Indian Motorcycle Company stock certificate 1933
This is a very rare Indian Motorcycle stock certificate which are extremely hard to find. Most of the stocks were either destroyed or now in the Indian Motorcycle Museum. Brown border and eagle vignette. Cancelled as shown. Incorporated 1913 in Springfield, Massachusetts. Date of issue: July 12, 1933.
Indian Motorcycle was the very first commercially marketed gasoline powered motorcycle manufacturing company in the United States.

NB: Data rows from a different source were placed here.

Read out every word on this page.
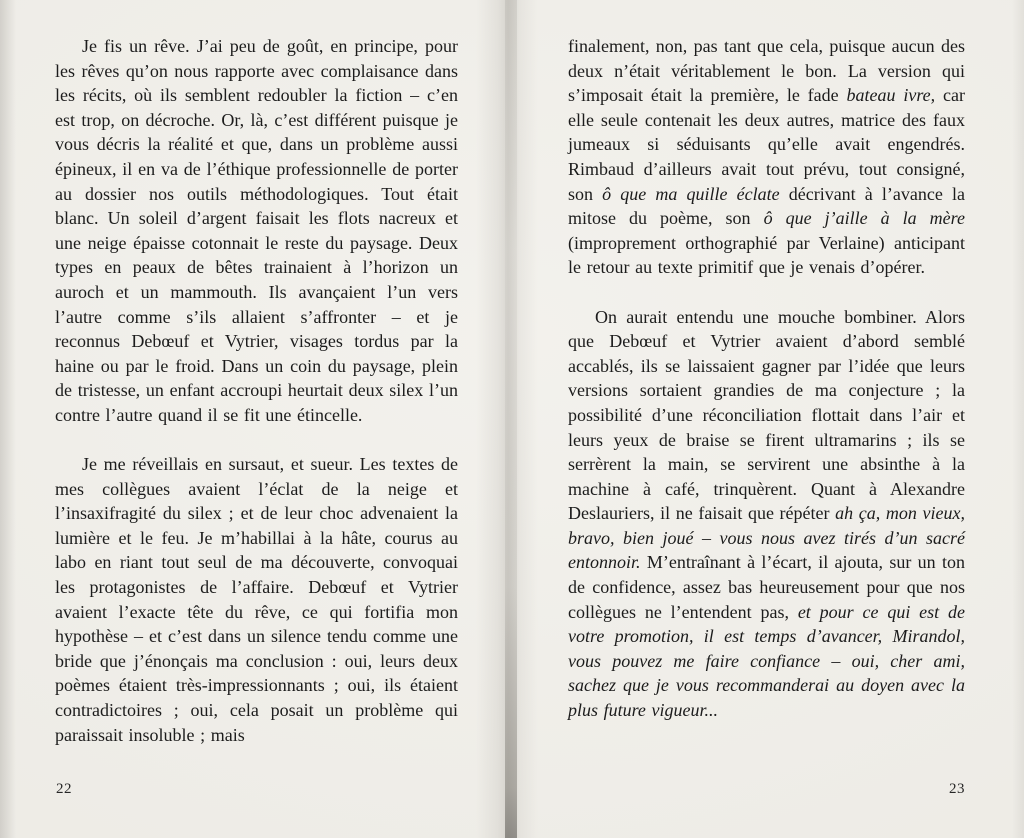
Je fis un rêve. J’ai peu de goût, en principe, pour les rêves qu’on nous rapporte avec complaisance dans les récits, où ils semblent redoubler la fiction – c’en est trop, on décroche. Or, là, c’est différent puisque je vous décris la réalité et que, dans un problème aussi épineux, il en va de l’éthique professionnelle de porter au dossier nos outils méthodologiques. Tout était blanc. Un soleil d’argent faisait les flots nacreux et une neige épaisse cotonnait le reste du paysage. Deux types en peaux de bêtes trainaient à l’horizon un auroch et un mammouth. Ils avançaient l’un vers l’autre comme s’ils allaient s’affronter – et je reconnus Debœuf et Vytrier, visages tordus par la haine ou par le froid. Dans un coin du paysage, plein de tristesse, un enfant accroupi heurtait deux silex l’un contre l’autre quand il se fit une étincelle.

Je me réveillais en sursaut, et sueur. Les textes de mes collègues avaient l’éclat de la neige et l’insaxifragité du silex ; et de leur choc advenaient la lumière et le feu. Je m’habillai à la hâte, courus au labo en riant tout seul de ma découverte, convoquai les protagonistes de l’affaire. Debœuf et Vytrier avaient l’exacte tête du rêve, ce qui fortifia mon hypothèse – et c’est dans un silence tendu comme une bride que j’énonçais ma conclusion : oui, leurs deux poèmes étaient très-impressionnants ; oui, ils étaient contradictoires ; oui, cela posait un problème qui paraissait insoluble ; mais

22

finalement, non, pas tant que cela, puisque aucun des deux n’était véritablement le bon. La version qui s’imposait était la première, le fade bateau ivre, car elle seule contenait les deux autres, matrice des faux jumeaux si séduisants qu’elle avait engendrés. Rimbaud d’ailleurs avait tout prévu, tout consigné, son ô que ma quille éclate décrivant à l’avance la mitose du poème, son ô que j’aille à la mère (improprement orthographié par Verlaine) anticipant le retour au texte primitif que je venais d’opérer.

On aurait entendu une mouche bombiner. Alors que Debœuf et Vytrier avaient d’abord semblé accablés, ils se laissaient gagner par l’idée que leurs versions sortaient grandies de ma conjecture ; la possibilité d’une réconciliation flottait dans l’air et leurs yeux de braise se firent ultramarins ; ils se serrèrent la main, se servirent une absinthe à la machine à café, trinquèrent. Quant à Alexandre Deslauriers, il ne faisait que répéter ah ça, mon vieux, bravo, bien joué – vous nous avez tirés d’un sacré entonnoir. M’entraînant à l’écart, il ajouta, sur un ton de confidence, assez bas heureusement pour que nos collègues ne l’entendent pas, et pour ce qui est de votre promotion, il est temps d’avancer, Mirandol, vous pouvez me faire confiance – oui, cher ami, sachez que je vous recommanderai au doyen avec la plus future vigueur...

23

In 1901 George M. Hendee, a high wheel champ and C. Oscar Hedstrom, also a racer, pooled money and inventive genius to open the Hendee Manufacturing Company (changed to Indian Motocycle Manufacturing in 1913) in Springfield, Massachusetts. Production ceased in 1953.

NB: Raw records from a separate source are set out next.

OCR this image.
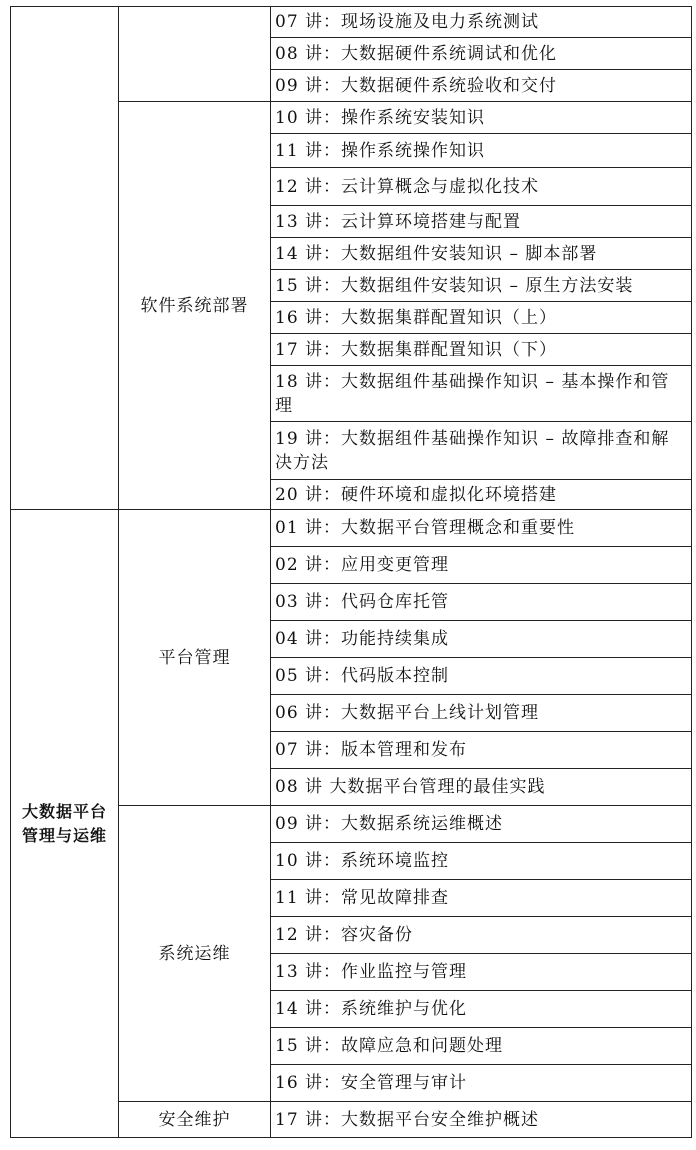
		07 讲：现场设施及电力系统测试
		08 讲：大数据硬件系统调试和优化
		09 讲：大数据硬件系统验收和交付
	软件系统部署	10 讲：操作系统安装知识
		11 讲：操作系统操作知识
		12 讲：云计算概念与虚拟化技术
		13 讲：云计算环境搭建与配置
		14 讲：大数据组件安装知识 – 脚本部署
		15 讲：大数据组件安装知识 – 原生方法安装
		16 讲：大数据集群配置知识（上）
		17 讲：大数据集群配置知识（下）
		18 讲：大数据组件基础操作知识 – 基本操作和管理
		19 讲：大数据组件基础操作知识 – 故障排查和解决方法
		20 讲：硬件环境和虚拟化环境搭建
大数据平台管理与运维	平台管理	01 讲：大数据平台管理概念和重要性
		02 讲：应用变更管理
		03 讲：代码仓库托管
		04 讲：功能持续集成
		05 讲：代码版本控制
		06 讲：大数据平台上线计划管理
		07 讲：版本管理和发布
		08 讲 大数据平台管理的最佳实践
	系统运维	09 讲：大数据系统运维概述
		10 讲：系统环境监控
		11 讲：常见故障排查
		12 讲：容灾备份
		13 讲：作业监控与管理
		14 讲：系统维护与优化
		15 讲：故障应急和问题处理
		16 讲：安全管理与审计
	安全维护	17 讲：大数据平台安全维护概述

The Indian Motorcycle Manufacturing Company was a motorcycle manufacturer in Springfield, Massachusetts. Indian was America's oldest motorcycle brand and was once the largest manufacturer of motorcycles in the world. The most popular models were the Scout, made prior to WWII, and the Chief, which had its heyday from 1922-53.
E. Paul duPont started Dupont Motor Car Company in 1919, with their premier at 1919 International Automobile Salon in the Commodore Hotel in New York City. The first cars sold for $2,600. Dupont suffered during the Depression, though, and went bankrupt in 1932. The DuPont company was merged with the Indian Motorcycle Company and E. Paul Dupont took over as President.
At the turn of the century a young self-taught engineer and builder of racing bicycles named Oscar Hedstrom designed and built a "pacer" bike, an engine-powered two-wheeler used to train bicycle racers. Powered by a copy of the DeDion-Buton engine, with an excellent carburetor of Hedstrom's own design, the little machine was so practical and reliable that it attracted the attention of a Springfield entrepreneur, George Hendee. They built a manufacturing plant, tooled up, and the first Indians rolled out the door in 1902.
Indian struggled along until 1930, when industrialist, engineer and motorcycle enthusiast E. Paul DuPont took control of the company, which he would run for the next 15 years. Realizing that motorcycles were no longer considered basic transportation, DuPont shifted Indian’s focus to leisure motorcycling. After the DuPont sold his interest in Indian in 1945, the firm managed to survive for another eight years before a combination of poor management, antiquated engineering and stiff competition from Harley-Davidson and British imports finally closed the Wigwam for good.